Responding to China
Listening to Asia-Pacific leaders and geopoliticians these days is to largely hear long musings about China and what to do about this superpower in the making. Like that song from Sound of Music, “What Do You Do About a Problem Like Maria?” the refrain of these musings is basically what does the international system do about a country the size of China.
My most recent musing experience, and a very long one, was with an Asia-Pacific foreign minister with a particularly long and involved experience of China. Drawing from what he and others have said, I draw the falling conclusions.
One, much of what Beijing does today in its foreign policy has its origins in its opaque domestic politics. Thus much of its recent assertiveness can be connected to the faction battling that went on inside the Chinese leadership in the runup to the part congress. So Hu Jintao needed something to firm up his standing with the army, so he took on India over Arunachal. On the other hand, because Hu and Li Kejiang were seen as Japanophiles, other members racked up the tension with Japan to expose Hu and company.
Two, no one who knows where the Chinese economy is going in the next decade or so. But doom and gloom sayers are almost certainly wrong. China is slowing down but it just needs some reforms to get its engine room purring again. This Asian statesman had no doubts that the new standing committee were in consensus on the economic change needed but not on how to do it. But Beijing has a formidable rep of getting what it wants done. Therefore, assume the growth story moves down a gear but continues to move forward.

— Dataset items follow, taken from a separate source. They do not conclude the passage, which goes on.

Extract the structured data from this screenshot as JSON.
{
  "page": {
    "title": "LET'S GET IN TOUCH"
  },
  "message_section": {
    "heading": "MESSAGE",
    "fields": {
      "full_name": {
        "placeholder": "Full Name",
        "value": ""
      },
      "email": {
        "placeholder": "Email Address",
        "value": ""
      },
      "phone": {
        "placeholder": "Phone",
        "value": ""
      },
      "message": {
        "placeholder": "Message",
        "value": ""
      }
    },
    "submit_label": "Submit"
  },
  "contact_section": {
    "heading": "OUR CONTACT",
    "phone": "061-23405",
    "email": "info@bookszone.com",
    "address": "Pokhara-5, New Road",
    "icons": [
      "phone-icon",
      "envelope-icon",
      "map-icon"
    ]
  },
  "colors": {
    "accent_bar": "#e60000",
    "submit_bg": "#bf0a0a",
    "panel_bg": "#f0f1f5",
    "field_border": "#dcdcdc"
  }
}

Three, the Chinese political system remains fragile. It won’t fall, but it remains fearful of dissidence and organised protest in ways that seem almost comical. It continues to have a legitimacy bug in its system whose main consequence is to make Beijing just a bit high strung in a way that is at odds with its power.
In effect, far from having a foreign policy that is becoming internationalised, China’s external relationship with the world is becoming increasingly tied up with its domestic condition.
Which all sounds a bit scary. But what is more unnerving is that most geopoliticians I meet don’t have any real solution to China and its inner demons. Keep talking, keep trading and keep your gunpowder dry is the standard response — which is more or less common sense. And band together. China vs the rest of the world would be slightly more evenly matched.
So what do we about Maria, remains somewhat undefined.
“Many a thing you know you’d like to tell her Many a thing she ought to understand. But how do you make her stay. And listen to all you say. How do you keep a wave upon the sand.”
Maria’s problem was flightiness; China’s is an overdose of power. The former was tamed by being part of a family. And, in a way, that is also what most prescribes for the Middle Kingdom as well. It is just that one needs a very large family.